Rigid-Body Attitude Control and Related Topics

University dissertation from Stockholm : KTH Royal Institute of Technology

Abstract: This dissertation explores aspects of control in rigid-body and robotic systems. The first and second paper analyze the attitude stabilization problem and its generalization to n-dimensional rigid bodies. The third and fourth paper are on cooperative control design for systems that evolve on the n-sphere and related topics such as rigid-body reduced attitude synchronization. The fifth, and final, paper proposes a hybrid systems approach to task-priority based control for mobile manipulation.he first and second paper concern the problem of attitude tracking by kinematic actuation for a class of almost globally asymptotically stabilizing feedback laws on SO(n). The closed-loop systems are solved exactly for the rotation matrices as functions of time. Exact solutions provide insight into both the transient and asymptotical behavior of a system. Applications of these results are found in model predictive control and in sampled systems. The second paper also solves the optimal control problem of geodesic reduced attitude stabilization subject to full attitude stabilization.The third and fourth paper concern three cooperative control problems on the n-sphere with applications to reduced attitude synchronization and formation control.
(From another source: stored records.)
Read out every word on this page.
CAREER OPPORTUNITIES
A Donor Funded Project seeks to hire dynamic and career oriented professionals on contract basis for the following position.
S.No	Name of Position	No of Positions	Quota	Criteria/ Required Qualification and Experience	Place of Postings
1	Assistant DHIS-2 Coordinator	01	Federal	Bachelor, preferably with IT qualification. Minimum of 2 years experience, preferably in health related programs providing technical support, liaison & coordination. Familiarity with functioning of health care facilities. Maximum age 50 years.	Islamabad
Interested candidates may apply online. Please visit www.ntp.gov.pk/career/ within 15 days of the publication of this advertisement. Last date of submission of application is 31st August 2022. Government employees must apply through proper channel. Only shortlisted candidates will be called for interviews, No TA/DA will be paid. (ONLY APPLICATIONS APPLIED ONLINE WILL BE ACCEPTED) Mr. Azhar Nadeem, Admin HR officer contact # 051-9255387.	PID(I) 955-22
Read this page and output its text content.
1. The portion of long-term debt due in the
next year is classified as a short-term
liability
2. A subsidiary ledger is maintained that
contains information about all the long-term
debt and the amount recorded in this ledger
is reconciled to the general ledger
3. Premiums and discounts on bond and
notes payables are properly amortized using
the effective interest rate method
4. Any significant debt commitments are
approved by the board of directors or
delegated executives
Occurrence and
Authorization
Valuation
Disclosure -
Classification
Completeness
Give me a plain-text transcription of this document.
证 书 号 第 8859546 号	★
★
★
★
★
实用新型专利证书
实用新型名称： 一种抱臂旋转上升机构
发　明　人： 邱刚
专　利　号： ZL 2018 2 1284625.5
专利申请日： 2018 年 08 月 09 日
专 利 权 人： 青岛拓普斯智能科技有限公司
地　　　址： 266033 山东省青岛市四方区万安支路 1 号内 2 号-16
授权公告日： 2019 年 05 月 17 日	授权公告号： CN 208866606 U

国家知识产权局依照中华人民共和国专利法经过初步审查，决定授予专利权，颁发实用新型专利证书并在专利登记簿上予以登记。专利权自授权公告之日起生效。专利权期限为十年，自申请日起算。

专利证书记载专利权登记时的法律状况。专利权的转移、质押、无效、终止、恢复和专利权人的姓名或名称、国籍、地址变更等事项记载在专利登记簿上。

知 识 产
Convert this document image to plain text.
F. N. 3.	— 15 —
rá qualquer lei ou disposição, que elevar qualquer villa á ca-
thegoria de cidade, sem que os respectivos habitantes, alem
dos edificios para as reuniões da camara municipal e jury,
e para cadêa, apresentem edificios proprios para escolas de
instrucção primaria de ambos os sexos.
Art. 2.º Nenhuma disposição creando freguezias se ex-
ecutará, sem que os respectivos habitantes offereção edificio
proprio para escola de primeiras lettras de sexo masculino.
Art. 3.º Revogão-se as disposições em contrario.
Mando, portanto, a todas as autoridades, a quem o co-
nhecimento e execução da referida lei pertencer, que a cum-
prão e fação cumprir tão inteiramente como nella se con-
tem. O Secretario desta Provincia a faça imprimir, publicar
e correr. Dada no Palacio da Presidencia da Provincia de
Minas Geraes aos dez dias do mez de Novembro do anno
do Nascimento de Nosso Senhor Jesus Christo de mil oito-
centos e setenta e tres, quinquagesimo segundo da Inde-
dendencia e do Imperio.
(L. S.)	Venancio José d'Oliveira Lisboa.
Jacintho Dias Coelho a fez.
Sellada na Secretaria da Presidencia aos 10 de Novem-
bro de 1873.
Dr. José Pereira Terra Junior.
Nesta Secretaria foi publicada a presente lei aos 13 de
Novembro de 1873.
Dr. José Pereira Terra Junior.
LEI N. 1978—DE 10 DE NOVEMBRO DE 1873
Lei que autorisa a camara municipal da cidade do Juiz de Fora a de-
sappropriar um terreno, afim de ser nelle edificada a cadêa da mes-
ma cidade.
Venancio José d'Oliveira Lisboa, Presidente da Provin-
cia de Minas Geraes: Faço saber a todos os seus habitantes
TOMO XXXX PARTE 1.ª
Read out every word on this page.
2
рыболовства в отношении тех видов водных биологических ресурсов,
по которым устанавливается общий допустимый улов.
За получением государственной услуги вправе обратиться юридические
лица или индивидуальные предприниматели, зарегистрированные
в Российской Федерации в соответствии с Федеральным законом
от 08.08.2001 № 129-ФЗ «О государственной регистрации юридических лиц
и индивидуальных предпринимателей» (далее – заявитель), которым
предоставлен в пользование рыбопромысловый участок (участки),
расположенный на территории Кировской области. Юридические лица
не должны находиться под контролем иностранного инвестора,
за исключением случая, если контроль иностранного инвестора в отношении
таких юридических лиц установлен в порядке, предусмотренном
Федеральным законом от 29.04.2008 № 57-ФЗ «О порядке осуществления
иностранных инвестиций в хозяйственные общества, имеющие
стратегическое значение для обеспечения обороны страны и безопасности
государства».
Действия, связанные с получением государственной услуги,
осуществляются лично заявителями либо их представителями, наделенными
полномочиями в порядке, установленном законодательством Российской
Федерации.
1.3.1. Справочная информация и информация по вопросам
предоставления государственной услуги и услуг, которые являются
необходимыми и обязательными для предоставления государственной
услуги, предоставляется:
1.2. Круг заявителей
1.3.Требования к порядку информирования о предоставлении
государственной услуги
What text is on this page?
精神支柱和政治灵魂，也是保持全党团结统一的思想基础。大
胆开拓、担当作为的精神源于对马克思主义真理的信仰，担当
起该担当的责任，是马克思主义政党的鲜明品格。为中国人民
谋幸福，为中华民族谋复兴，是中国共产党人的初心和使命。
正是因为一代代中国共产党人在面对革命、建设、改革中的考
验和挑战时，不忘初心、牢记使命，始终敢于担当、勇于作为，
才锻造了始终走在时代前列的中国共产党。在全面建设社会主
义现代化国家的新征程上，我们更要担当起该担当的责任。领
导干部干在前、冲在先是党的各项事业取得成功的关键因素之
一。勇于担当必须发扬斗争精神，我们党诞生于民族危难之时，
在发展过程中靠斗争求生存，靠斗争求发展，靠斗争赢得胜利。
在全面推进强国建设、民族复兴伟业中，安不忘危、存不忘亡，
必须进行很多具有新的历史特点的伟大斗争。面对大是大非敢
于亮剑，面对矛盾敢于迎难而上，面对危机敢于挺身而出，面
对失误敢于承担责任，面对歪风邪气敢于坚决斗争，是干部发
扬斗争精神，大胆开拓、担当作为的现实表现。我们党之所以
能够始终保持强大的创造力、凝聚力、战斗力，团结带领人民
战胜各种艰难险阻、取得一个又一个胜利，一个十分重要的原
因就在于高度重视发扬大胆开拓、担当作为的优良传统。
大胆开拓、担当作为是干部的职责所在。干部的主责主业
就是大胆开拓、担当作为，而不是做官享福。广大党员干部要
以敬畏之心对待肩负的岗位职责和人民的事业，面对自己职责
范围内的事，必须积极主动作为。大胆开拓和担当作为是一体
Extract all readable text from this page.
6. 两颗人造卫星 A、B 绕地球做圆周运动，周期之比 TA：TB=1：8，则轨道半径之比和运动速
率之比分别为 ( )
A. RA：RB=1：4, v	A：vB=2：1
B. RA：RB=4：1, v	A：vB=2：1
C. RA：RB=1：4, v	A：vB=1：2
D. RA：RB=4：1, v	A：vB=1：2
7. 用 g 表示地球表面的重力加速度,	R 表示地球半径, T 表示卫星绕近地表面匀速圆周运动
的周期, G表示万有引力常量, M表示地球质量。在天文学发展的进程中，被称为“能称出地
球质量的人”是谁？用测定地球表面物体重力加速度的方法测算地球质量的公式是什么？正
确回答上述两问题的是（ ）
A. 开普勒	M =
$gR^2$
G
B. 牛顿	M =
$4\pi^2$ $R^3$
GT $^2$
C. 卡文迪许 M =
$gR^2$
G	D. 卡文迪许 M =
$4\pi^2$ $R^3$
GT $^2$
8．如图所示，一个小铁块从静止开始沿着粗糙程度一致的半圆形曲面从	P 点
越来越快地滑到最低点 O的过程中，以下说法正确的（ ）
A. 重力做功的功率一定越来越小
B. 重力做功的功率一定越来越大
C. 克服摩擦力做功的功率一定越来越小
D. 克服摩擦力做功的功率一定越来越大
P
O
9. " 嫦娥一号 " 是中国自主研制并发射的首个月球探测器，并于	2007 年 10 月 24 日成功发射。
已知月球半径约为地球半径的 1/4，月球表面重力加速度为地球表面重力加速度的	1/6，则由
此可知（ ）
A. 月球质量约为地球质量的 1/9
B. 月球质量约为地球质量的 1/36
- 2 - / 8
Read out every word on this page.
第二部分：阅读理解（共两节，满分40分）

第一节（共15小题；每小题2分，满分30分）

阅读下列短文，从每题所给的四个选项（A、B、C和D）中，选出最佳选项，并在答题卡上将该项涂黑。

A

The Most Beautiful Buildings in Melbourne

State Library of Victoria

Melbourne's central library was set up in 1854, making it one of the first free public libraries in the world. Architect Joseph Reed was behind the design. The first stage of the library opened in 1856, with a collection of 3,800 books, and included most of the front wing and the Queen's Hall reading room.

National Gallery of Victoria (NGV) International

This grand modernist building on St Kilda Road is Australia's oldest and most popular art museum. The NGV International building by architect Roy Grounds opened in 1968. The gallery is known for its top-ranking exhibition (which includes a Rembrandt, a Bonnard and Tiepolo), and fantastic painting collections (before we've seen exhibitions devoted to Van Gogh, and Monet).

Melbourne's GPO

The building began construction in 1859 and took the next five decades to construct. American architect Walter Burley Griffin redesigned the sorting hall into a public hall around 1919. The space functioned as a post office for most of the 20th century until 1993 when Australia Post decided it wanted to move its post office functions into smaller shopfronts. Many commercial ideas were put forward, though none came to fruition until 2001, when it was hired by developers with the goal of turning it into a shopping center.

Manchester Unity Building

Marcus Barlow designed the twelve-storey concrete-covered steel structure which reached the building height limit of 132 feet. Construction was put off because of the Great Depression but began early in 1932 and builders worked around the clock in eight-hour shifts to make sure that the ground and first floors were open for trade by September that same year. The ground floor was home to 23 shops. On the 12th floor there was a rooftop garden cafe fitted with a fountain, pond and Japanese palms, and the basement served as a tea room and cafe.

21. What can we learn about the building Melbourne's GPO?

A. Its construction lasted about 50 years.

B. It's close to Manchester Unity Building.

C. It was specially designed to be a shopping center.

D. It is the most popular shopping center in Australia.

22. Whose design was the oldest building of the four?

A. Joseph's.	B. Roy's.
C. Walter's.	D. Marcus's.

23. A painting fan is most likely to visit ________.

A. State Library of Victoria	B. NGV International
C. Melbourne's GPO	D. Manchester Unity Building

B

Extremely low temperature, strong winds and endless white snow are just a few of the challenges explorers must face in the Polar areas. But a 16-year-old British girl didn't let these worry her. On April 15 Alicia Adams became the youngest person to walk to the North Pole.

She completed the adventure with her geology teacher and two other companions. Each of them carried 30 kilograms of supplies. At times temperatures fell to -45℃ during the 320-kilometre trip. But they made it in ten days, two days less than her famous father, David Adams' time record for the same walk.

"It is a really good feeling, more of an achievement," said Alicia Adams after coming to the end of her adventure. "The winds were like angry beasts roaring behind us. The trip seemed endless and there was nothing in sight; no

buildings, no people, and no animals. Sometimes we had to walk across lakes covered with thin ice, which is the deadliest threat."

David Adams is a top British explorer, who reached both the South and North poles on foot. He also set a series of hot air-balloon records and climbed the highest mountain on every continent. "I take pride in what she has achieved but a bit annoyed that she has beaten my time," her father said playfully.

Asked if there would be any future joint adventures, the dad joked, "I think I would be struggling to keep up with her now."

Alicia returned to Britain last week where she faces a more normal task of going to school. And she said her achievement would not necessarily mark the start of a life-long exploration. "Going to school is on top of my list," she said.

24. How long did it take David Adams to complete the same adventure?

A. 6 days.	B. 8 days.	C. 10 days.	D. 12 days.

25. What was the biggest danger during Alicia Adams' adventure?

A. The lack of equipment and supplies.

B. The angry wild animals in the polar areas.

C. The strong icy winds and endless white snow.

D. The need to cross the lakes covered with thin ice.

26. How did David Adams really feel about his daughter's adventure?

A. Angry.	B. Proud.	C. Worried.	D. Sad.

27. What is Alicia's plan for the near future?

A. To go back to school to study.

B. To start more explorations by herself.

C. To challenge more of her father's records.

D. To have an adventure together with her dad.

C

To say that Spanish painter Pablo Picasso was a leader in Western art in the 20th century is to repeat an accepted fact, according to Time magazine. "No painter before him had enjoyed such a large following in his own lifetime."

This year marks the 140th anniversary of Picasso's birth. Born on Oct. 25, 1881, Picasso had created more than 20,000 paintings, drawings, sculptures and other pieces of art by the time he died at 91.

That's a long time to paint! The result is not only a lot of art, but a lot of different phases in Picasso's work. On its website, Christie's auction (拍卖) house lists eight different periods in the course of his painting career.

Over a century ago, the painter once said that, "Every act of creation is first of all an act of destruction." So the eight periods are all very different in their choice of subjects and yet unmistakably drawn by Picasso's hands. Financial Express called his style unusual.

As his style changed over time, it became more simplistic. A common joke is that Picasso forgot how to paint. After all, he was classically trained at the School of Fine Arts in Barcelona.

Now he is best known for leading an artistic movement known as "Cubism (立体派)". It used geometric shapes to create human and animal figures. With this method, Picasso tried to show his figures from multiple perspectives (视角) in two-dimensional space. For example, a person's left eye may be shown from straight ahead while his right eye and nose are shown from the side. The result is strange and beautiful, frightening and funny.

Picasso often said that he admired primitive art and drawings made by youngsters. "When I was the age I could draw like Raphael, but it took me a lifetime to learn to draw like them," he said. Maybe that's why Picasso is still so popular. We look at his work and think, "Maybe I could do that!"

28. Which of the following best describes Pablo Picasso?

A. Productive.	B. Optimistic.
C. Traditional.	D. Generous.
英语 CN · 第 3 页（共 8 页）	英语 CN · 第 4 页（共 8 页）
The global behavior of a consensus protocol is studied both forwards and backwards in time. The forward time stability properties of all equilibria are characterized for a non-trivial class of graph topologies. The reverse time behavior in the case of cyclic graph topologies results in two types of formations depending on the parity of the number of agents. A third control protocol renders the centroid of agent states constant.The fifth, and final, paper proposes a hybrid control approach to task priority based planar mobile manipulation, i.e., control on the n-torus. The end-effector path following problem for a nonholonomic mobile manipulator is solved subject to constraints on the input norm, feasible joint configurations, and distance to singularities. The hybrid system is well-posed; there is no Zeno behavior or chattering. A continuous, time-independent feedback law is derived based on the hybrid control design.